Studio 360 Challenge: Redesign Valentine’s Day

Bryony and Armin were invited by Studio 360 — the beloved Public Radio International show hosted by Kurt Andersen — to tackle a rather interesting problem: Redesigning Valentine’s Day, everything from the hearts, to the roses, to the chocolates, to the expensive dinners, to Cupid. Everything we know about Valentine’s was due for a new approach.

See the results here. (And here’s a page where anyone can download the icon.)

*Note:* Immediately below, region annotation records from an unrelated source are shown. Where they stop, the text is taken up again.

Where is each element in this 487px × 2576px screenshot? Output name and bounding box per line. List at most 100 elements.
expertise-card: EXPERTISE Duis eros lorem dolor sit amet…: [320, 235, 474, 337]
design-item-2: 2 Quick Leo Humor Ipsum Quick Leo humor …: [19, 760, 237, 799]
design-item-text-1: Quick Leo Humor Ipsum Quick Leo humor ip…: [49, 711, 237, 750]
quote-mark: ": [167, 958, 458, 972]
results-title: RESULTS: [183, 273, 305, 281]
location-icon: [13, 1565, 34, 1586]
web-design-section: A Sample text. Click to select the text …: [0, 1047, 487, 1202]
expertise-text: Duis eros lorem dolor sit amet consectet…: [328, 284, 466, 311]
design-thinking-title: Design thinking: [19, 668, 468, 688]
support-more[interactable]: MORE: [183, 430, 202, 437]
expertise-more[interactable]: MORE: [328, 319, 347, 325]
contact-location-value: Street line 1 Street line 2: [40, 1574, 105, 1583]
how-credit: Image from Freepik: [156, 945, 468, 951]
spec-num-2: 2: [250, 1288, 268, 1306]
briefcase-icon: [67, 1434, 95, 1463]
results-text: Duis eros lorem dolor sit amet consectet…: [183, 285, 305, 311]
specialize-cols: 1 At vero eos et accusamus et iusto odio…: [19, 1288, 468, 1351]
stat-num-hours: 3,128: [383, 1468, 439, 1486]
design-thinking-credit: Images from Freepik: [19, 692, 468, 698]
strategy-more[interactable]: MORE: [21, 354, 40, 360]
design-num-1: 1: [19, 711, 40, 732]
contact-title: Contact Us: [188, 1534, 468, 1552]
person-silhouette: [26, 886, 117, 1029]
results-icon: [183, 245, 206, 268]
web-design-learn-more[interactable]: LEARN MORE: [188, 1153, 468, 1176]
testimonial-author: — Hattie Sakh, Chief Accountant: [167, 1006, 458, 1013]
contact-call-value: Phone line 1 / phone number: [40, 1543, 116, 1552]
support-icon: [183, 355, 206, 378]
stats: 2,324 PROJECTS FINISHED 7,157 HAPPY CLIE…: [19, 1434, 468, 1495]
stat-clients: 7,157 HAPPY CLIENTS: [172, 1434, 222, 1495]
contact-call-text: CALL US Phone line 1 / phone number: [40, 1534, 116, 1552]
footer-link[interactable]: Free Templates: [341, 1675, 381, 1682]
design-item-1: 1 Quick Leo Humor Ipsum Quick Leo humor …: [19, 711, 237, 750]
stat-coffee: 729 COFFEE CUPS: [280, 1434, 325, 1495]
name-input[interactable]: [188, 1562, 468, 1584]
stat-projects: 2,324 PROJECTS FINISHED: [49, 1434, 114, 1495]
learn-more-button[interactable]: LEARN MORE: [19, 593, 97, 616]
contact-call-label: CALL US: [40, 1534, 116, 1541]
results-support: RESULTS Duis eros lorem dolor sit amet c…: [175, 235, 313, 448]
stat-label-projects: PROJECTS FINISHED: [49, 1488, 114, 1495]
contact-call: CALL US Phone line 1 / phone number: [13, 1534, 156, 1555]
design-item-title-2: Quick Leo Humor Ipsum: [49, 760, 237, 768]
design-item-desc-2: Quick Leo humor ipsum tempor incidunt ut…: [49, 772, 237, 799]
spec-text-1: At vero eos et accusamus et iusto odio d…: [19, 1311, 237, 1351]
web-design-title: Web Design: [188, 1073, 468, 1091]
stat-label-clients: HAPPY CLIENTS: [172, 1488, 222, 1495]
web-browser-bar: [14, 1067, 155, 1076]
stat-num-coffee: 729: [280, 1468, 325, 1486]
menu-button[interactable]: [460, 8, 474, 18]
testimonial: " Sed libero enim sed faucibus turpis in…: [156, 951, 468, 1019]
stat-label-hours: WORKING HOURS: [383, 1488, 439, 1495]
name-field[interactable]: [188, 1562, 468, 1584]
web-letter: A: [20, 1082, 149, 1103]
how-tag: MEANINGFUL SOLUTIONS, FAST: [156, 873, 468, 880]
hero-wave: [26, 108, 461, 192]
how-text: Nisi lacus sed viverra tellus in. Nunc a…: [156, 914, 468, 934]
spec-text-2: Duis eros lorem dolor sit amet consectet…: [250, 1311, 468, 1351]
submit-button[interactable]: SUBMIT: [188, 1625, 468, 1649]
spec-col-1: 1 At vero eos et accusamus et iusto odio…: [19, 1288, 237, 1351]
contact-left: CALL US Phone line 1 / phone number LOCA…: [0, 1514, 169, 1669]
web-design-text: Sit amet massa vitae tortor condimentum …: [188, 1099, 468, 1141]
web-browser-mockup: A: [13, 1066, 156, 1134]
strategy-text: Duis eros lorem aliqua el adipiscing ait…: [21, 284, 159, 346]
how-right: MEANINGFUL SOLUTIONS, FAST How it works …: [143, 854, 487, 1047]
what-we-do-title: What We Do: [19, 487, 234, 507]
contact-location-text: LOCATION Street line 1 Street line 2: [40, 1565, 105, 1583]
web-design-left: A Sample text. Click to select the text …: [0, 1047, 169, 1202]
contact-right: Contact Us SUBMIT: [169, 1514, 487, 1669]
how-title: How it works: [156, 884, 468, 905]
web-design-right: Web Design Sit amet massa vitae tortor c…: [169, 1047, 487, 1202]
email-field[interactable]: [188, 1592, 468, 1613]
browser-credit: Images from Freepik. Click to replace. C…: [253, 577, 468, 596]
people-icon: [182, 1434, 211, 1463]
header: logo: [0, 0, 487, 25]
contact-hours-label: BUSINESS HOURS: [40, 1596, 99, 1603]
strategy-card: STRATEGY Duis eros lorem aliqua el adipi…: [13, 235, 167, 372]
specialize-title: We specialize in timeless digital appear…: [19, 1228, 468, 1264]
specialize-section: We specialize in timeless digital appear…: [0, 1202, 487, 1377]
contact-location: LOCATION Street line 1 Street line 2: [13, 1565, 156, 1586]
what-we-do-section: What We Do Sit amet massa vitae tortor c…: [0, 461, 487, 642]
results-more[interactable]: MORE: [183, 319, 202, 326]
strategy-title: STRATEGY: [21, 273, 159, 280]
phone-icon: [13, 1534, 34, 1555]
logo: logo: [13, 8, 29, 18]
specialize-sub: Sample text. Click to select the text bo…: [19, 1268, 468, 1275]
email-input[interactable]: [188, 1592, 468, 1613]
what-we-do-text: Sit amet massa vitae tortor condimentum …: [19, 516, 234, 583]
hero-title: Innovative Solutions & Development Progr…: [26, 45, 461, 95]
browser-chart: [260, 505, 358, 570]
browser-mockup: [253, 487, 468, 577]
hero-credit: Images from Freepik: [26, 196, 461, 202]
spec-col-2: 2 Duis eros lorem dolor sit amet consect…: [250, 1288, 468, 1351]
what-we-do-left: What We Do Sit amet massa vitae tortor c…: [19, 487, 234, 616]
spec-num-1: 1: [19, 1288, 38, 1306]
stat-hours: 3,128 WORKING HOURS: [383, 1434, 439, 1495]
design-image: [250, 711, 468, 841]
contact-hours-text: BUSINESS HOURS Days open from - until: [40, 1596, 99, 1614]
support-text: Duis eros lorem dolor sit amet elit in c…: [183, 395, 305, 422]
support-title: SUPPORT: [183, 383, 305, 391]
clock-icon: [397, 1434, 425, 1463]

10 Comments leave a comment below

  1. I like the icon and color choices. But I’m not sold on the Carebear puppy, or the elimination of flowers. I’m glad they let chocolate stay, though! I think I’ll make a couple cards with the icon for friends since I’m without an actual valentine this year :)

  2. I’m sorry but to me this represents two guys fighting over a woman. A pair of crossed phallic objects.

  3. Interesting process. Unfortunately that icon looks like swords to me – or even the Meissen porcelain logo : http://bit.ly/9tGVE1

  4. reminds me of the xbox 360 logo. anyone else?

  5. Look’s like two noses touching each other.
    I see two persons in a middle of a kiss. And as the noses are the same, it’s a “gender free” illustration : could be two men, two women or a man and a woman. Nice.

  6. I don’t see a heart at all, or anything that brings to mind love (whether it’s romantic or not). I see a bodice on a dress or blouse, or the profile of two nipples touching. If I recall correctly, the shape of the traditional heart is based on sexual human anatomy (breasts, buttocks, scrotum).

  7. The cupid choices are not very subtle or appropriate. If you think about the symbolism of the current cupid — he’s a baby flying around in heaven waiting for a chance to come to earth. He’s trying to inspire two people to fall in love so they can make a baby. It goes way back to Greek and Roman religious beliefs. It’s religious, it’s become gender specific (was it gender specific in ancient Greece and Rome?).

    A worm, a dog or a CVO don’t fit today’s romantic concerns (I wouldn’t want my boss involved in my romantic life or a dog for that matter). Heartworm is a disease that kills many dogs each year, so not a good choice for conveying love. I’m not sure the puppy works either. His pose brings to mind a male that’s ready to do his sexual deed. At least cupid is a little more subtle. The new heart icon can be used like a greater than/less than symbol. Interesting metaphor. But the same thing can be done with the current symbol.

    I celebrate Valentine’s whether or not I’m romatically involved, so until something better arrives I’ll stick with what has been defined here as annoying, obnoxious, and stressful. For me they don’t convey those ideas they communicate love and friendship. The designs presented here don’t speak love or friendship to me.

  8. Heart is a symbol itself. It is a symbol of love and therefore it is a symbol of valentines day. It is recognized, it has nothing to do with our internal organs. I like the new color schemes but the new symbol is missed. The “symmetries” they derive the X lines from do not exist.

  9. the old icon wasn’t broken; its replacement, however, is. And horribly so.

    Under Consideration is usually terrific, but that article was really sad. Are we going to replace the Christmas tree as a symbol of Christmas next? Or the menorah?

    WHY? “Stop him before he designs again,” a favorite bit of design criticism; and so appropriate.

  10. Hi, do you know
    http://www.meissen.com/

    Meissener Porzellan is very famous in Germany and becomes 300 years in 2010. The sign remembered me to their logo.